Compare the current (human-made) NCAA Power 10 rankings (
https://www.ncaa.com/video/volleyba...l-rankings-texas-new-no-1-ncaacoms-power-10):
1. Texas
2. Pittsburgh
3. Wisconsin
4. Baylor
5. Minnesota
6. Penn State
7. Nebraska
8. Stanford
9. Creighton
10. Marquette
... versus the top rankings in the (human coaches-made) AVCA Coaches Poll (
https://www.ncaa.com/rankings/volleyball-women/d1/avca-coaches):
1. Texas
2. Pittsburgh
3. Baylor
4. Wisconsin
5. Stanford
6. Minnesota
7. Penn State
8. Nebraska
9. Creighton
10. Marquette
11. BYU
12. Washington
13. Florida
14. Colorado State
15. Kentucky
16. Purdue
17. Utah
18. Rice
19. Illinois
... versus the top RPI rankings for NCAA Div I Volleyball (
https://www.ncaa.com/rankings/volleyball-women/d1/ncaa-womens-volleyball-rpi):
1. Baylor
2. Texas
3. Wisconsin
4. Stanford
5. Pittsburgh
6. Washington
7. Nebraska
8. Kentucky
9. Minnesota
10. Florida
11. Texas A&M
12. Penn State
13. Marquette
14. Rice
15. UCLA
16. Louisville
17. Hawaii
18. Purdue
As noted in the video, the lady announcing the NCAA Power 10 rankings (who also did the rankings, I think) almost (but not quite) ranked Minnesota above Baylor. In that ranking, Baylor came in 4th and Minnesota 5th (with the leaders being Texas, Pitt and Wisconsin). Baylor had been just about everybody's first choice since they were undefeated, but their defeat dropped them down to just-a-bit higher than Minnesota in the Power 10 rankings. By comarison, the AVCA poll dropped Baylor only to 3rd place (with the Gophers in 6th place). And in total contrast to that, RPI leaves Baylor as #1 but puts Minnesota at #9 (as noted, a two-place advance from #11).
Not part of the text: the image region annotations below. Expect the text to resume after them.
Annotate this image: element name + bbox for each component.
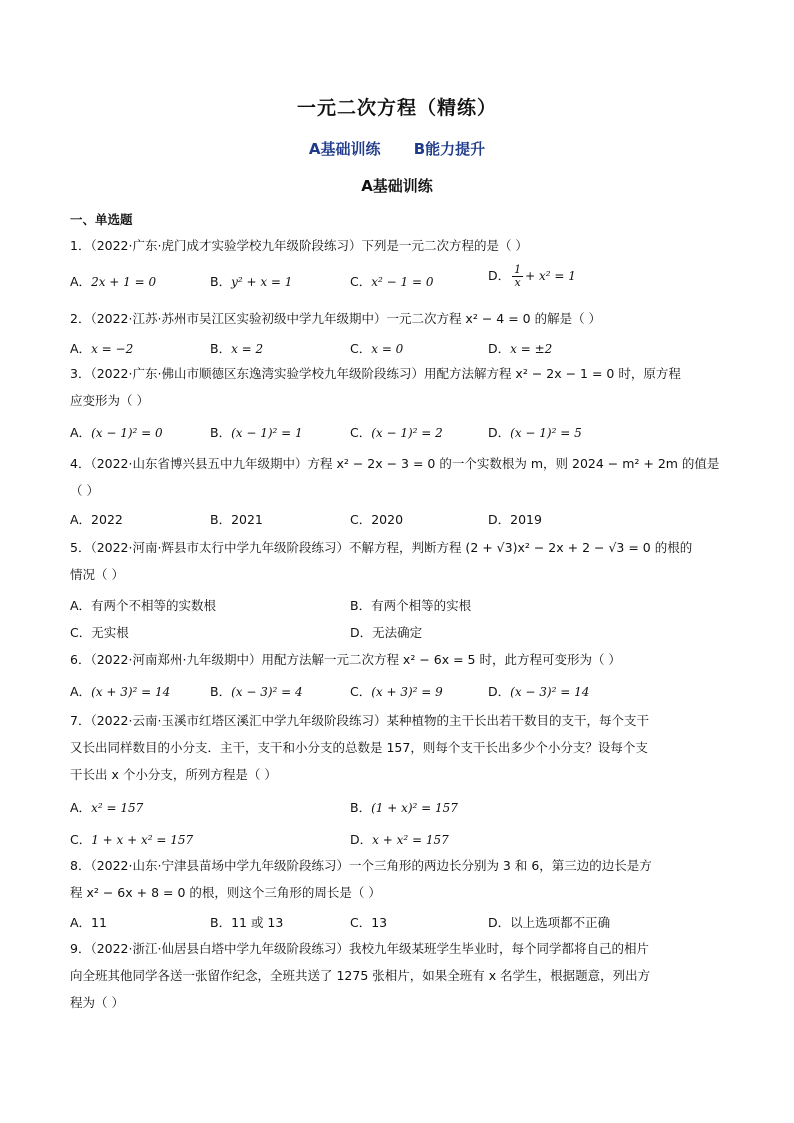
question-2: 2．（2022·江苏·苏州市吴江区实验初级中学九年级期中）一元二次方程 x² − 4 = 0 的解是（ ） — [70, 311, 602, 326]
option-d[interactable]: D．以上选项都不正确 — [488, 915, 611, 930]
option-a[interactable]: A．(x − 1)² = 0 — [70, 425, 163, 440]
option-c[interactable]: C．(x + 3)² = 9 — [350, 684, 443, 699]
option-a[interactable]: A．(x + 3)² = 14 — [70, 684, 171, 699]
option-c[interactable]: C．x² − 1 = 0 — [350, 274, 434, 289]
question-2-options — [70, 339, 724, 361]
option-b[interactable]: B．2021 — [210, 512, 263, 527]
option-a[interactable]: A．有两个不相等的实数根 — [70, 598, 217, 613]
option-b[interactable]: B．(x − 1)² = 1 — [210, 425, 303, 440]
option-c[interactable]: C．(x − 1)² = 2 — [350, 425, 443, 440]
option-d[interactable]: D．x = ±2 — [488, 341, 553, 356]
option-b[interactable]: B．11 或 13 — [210, 915, 284, 930]
option-a[interactable]: A．x = −2 — [70, 341, 134, 356]
question-6: 6．（2022·河南郑州·九年级期中）用配方法解一元二次方程 x² − 6x = 5 时，此方程可变形为（ ） — [70, 652, 621, 667]
question-3: 3．（2022·广东·佛山市顺德区东逸湾实验学校九年级阶段练习）用配方法解方程 x² − 2x − 1 = 0 时，原方程 应变形为（ ） — [70, 366, 681, 408]
option-c[interactable]: C．x = 0 — [350, 341, 404, 356]
option-d[interactable]: D．无法确定 — [350, 625, 423, 640]
question-6-options — [70, 682, 724, 704]
option-b[interactable]: B．y² + x = 1 — [210, 274, 293, 289]
question-text: 1．（2022·广东·虎门成才实验学校九年级阶段练习）下列是一元二次方程的是（ ） — [70, 238, 528, 253]
question-7: 7．（2022·云南·玉溪市红塔区溪汇中学九年级阶段练习）某种植物的主干长出若干数目的支干，每个支干 又长出同样数目的小分支．主干，支干和小分支的总数是 157，则每个支干长出多少个小分支？设每个支 干长出 x 个小分支，所列方程是（ ） — [70, 713, 649, 782]
option-a[interactable]: A．2022 — [70, 512, 123, 527]
option-b[interactable]: B．x = 2 — [210, 341, 264, 356]
question-4-options — [70, 510, 724, 532]
fraction: $\frac{1}{x}$ — [514, 263, 522, 289]
question-7-options-row1 — [70, 798, 724, 820]
option-d[interactable]: D．(x − 3)² = 14 — [488, 684, 590, 699]
option-d[interactable]: D．(x − 1)² = 5 — [488, 425, 582, 440]
option-b[interactable]: B．(x − 3)² = 4 — [210, 684, 303, 699]
section-heading: 一、单选题 — [70, 212, 133, 227]
option-d[interactable]: D．2019 — [488, 512, 542, 527]
question-7-options-row2 — [70, 830, 724, 852]
link-ability-improvement[interactable]: B能力提升 — [413, 140, 486, 158]
question-8: 8．（2022·山东·宁津县苗场中学九年级阶段练习）一个三角形的两边长分别为 3 和 6，第三边的边长是方 程 x² − 6x + 8 = 0 的根，则这个三角形的周长是（ ） — [70, 858, 652, 900]
question-3-options — [70, 423, 724, 445]
question-1-options — [70, 263, 724, 294]
option-b[interactable]: B．有两个相等的实根 — [350, 598, 472, 613]
question-5-options-row2 — [70, 623, 724, 645]
question-4: 4．（2022·山东省博兴县五中九年级期中）方程 x² − 2x − 3 = 0 的一个实数根为 m，则 2024 − m² + 2m 的值是 （ ） — [70, 456, 720, 498]
option-a[interactable]: A．11 — [70, 915, 107, 930]
option-c[interactable]: C．无实根 — [70, 625, 129, 640]
question-1 — [70, 232, 724, 259]
subtitle-links — [0, 138, 794, 159]
page-title: 一元二次方程（精练） — [296, 97, 497, 119]
part-a-heading: A基础训练 — [361, 177, 433, 195]
option-c[interactable]: C．1 + x + x² = 157 — [70, 832, 194, 847]
option-d[interactable]: D． $\frac{1}{x}$ + x² = 1 — [488, 263, 576, 289]
link-basic-training[interactable]: A基础训练 — [308, 140, 381, 158]
question-9: 9．（2022·浙江·仙居县白塔中学九年级阶段练习）我校九年级某班学生毕业时，每个同学都将自己的相片 向全班其他同学各送一张留作纪念，全班共送了 1275 张相片，如果全班有 x 名学生，根据题意，列出方 程为（ ） — [70, 941, 651, 1010]
option-c[interactable]: C．13 — [350, 915, 388, 930]
option-a[interactable]: A．2x + 1 = 0 — [70, 274, 157, 289]
question-8-options — [70, 913, 724, 935]
option-c[interactable]: C．2020 — [350, 512, 404, 527]
option-b[interactable]: B．(1 + x)² = 157 — [350, 800, 458, 815]
question-5-options-row1 — [70, 596, 724, 618]
option-a[interactable]: A．x² = 157 — [70, 800, 144, 815]
option-d[interactable]: D．x + x² = 157 — [350, 832, 449, 847]
question-5: 5．（2022·河南·辉县市太行中学九年级阶段练习）不解方程，判断方程 (2 + √3)x² − 2x + 2 − √3 = 0 的根的 情况（ ） — [70, 540, 693, 582]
What does the last bit mean (about RPI having a much wider GAP between Baylor and Minnesota than any of the human-based polls do)?
Well, it just means that RPI is a piece of crap as an actual volleyball rating system. Baylor is still #1 in RPI just because of the fact that the Baylor team schedulers were smart enough to construct a 2019 scheule that maximized the number of really good volleyball teams that they play. Up til this weekend, this was also re-inforced by their perfect win/loss record, so they were probably rightly considered to be #1 by all the rating systems. But now that they have had a loss, and proved to be fallible like many of the other good teams, the human-decided ranking systems both dropped them down a few notches in the ranking. They're still a good team, mind you, but now considered to be ony marginally better than the Gophers. However, since RPI is mostly a measure of Streangth of Schedule, and Baylor still has an extremely strong schedule plus only one loss, the RPI metric automatically still considers them to be #1 in RPI. The Gophers, on the other hand, don't have quite as good a schedule, so in spite of a pretty good won/loss record, are still down there at #9 in RPI.
So what you can say based on the aboe three rankings is that Minnesota pretty much has the 9th most difficult Strength of Schedule, but in terms of how good the Minnesota team is (relative to the other good teams), Minnesota is ranked either #6 or #5, depending on which of the two human-based rankings you trust.
The down side, of course, is that at NCAA tournament selection time, RPI is still one of the biggest factors considered. Thankfully, it's not the only factor. Yet RPI could cause us to get a bad matchup that we didn't deserve. So any way you cut it, we're going to have to battle hard in the NCAA tournament games. It's unlikely that we'll end up with a top-four RPI ranking, even if we end up in the top four of the other credible (human-based) rankings.
However, in spite of what I just said (that would make one suspect that we won’t advance much more in RPI), we could actually advance significantly in RPI over the remaining Big Ten games. That’s because we will play Wisconsin, Nebraska, Penn State and Purdue. These are all ranked teams, so just playing them will boost our SoS significantly. And since RPI is mostly a measure of SoS, playing them at least has the potential to boost our RPI. But we also need to take care of business with those ranked teams (which could be a challenge if Miller is still out). More losses than wins against these remaining ranked teams on our schedule, could counteract the RPI benefit of just playing them. Because winning does count for something in the RPI formula, even if it doesn’t count for much (namely only 25%).